Violence was clearly one of the unwanted themes of the first semester. An assault on a teacher at Madison High during class; a student attack on the principal of Reagan High, leaving her injured and off duty for weeks; large fights at Bradley Tech and the North Division complex; smaller incidents almost daily across the system.
The problems of a city where there is so much violence and poverty and so many dysfunctional homes seemed to come into schools often and more urgently than ever in the first semester.
Will that be changed by two pairs of police officers working inside MPS schools, one pair at Bradley Tech and one pair in Custer High and nearby schools? Or by a get-tough approach to a ban on cell phones that has been violated flagrantly for years?
Beyond safety issues
The rocky realities for MPS high schools go beyond safety issues. To sit in a high school class and watch students give reports summing up a research project on an environmental issue is to see that the content of student work itself is a serious issue. The reports reflected little enterprise, little understanding and little work – and this was in a school with a better reputation than many.

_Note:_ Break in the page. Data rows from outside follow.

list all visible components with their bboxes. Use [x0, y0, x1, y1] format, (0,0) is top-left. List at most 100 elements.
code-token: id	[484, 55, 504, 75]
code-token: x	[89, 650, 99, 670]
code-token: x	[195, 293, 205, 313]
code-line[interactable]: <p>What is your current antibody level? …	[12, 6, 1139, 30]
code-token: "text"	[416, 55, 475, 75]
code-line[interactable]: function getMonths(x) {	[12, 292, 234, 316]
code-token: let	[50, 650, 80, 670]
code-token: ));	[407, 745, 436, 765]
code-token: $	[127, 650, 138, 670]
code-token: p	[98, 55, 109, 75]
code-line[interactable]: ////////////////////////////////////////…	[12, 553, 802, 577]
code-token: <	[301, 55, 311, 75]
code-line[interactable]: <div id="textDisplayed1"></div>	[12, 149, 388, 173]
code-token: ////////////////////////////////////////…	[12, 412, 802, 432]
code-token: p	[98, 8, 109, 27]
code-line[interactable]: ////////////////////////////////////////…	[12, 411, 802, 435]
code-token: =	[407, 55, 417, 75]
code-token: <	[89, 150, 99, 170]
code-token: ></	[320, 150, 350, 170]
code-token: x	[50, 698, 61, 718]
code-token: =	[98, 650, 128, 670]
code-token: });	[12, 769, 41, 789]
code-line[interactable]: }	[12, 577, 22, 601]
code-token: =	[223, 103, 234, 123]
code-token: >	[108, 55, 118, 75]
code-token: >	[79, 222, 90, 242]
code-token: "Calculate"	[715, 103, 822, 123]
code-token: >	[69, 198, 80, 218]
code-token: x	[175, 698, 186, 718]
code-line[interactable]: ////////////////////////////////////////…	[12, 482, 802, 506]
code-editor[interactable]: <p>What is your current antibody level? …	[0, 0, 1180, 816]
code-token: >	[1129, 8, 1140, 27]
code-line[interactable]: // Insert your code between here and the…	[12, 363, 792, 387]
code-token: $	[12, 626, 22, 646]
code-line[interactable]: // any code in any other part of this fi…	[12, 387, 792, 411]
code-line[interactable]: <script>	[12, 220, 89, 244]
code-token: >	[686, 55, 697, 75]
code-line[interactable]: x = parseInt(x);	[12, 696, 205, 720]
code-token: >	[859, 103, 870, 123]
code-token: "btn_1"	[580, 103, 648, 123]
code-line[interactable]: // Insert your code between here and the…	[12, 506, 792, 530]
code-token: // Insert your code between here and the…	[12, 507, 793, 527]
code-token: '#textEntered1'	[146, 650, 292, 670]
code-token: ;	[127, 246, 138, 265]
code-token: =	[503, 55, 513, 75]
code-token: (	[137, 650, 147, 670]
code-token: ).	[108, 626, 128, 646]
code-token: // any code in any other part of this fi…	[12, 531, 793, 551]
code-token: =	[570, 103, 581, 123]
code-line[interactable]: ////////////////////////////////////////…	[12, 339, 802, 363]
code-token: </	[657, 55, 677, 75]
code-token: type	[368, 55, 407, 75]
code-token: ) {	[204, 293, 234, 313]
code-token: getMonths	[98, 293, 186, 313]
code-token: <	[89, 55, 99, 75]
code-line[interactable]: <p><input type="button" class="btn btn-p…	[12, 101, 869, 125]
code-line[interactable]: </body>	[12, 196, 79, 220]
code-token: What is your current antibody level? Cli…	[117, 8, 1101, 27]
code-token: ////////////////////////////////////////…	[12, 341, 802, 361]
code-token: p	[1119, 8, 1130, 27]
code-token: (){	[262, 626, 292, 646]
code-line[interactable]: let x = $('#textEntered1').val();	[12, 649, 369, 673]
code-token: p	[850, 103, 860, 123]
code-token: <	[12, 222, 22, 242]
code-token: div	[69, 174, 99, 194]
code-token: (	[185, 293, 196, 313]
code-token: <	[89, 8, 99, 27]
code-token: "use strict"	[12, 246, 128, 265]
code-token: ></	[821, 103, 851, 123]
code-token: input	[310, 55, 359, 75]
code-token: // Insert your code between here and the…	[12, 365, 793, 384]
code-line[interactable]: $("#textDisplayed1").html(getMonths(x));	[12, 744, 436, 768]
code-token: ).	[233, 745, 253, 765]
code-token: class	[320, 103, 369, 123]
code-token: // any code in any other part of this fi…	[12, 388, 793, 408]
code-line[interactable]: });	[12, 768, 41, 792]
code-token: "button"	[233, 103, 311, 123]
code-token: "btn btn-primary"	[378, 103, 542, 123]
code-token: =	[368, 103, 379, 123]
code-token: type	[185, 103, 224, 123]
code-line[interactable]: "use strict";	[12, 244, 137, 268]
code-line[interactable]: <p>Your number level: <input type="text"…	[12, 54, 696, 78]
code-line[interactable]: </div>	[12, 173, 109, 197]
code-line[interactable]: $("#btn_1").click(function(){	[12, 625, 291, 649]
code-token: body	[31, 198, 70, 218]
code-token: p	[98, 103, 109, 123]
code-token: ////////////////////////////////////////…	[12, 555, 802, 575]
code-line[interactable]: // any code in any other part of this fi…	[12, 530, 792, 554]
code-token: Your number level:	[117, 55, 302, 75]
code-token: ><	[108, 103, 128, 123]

Andrekopoulos has said in recent months that improvement, where it has come in MPS, has been incremental while what is needed is major gains.
In his 4 1/2 years as superintendent, he has been a determined optimist, and that remains true for his views of high schools. The big and small steps being taken will lead to better results for students, he says.
There have been “outrageous” incidents involving violence this school year, he says, but students remain generally safe and more will be done to improve safety.
“We still have a long way to go in improving teaching and learning at the high school level,” Andrekopoulos said, but there are good plans in place and being launched.
There have been major improvements in the last decade in some indicators for MPS, such as graduation rates – although some suggest graduating has become easier. But the overall ACT college admission test scores for MPS students have gone down in recent years, and the percentage of MPS graduates who need to take remedial classes upon enrolling in the University of Wisconsin-Milwaukee is very high – over 70% in some subjects. In November 2005 – the most recent scores available – fewer than 40% of MPS 10th-graders were rated proficient in any of the five areas tested in statewide standardized tests. There has been no major improvement in 10th-grade test scores in recent years.
The 90,000-student MPS system remains the largest single venue for educating children in Wisconsin. It serves a far disproportionate share of Wisconsin’s struggling learners, the low- income and minority children who present such intractable challenges to the education system here, as they do elsewhere in America.
What will it say about the future of the Milwaukee area if things get worse when it comes to how these children are doing as they reach their adult years? What will it say if things get better? What do the contrasting prospects say for our economy a few years from now, for our neighborhoods and the fabric of the community, reaching beyond the city limits?
Those seemed like urgent questions in the first semester of this school year. And any sports fan can tell you that the crucial parts of a game almost always come in the second half.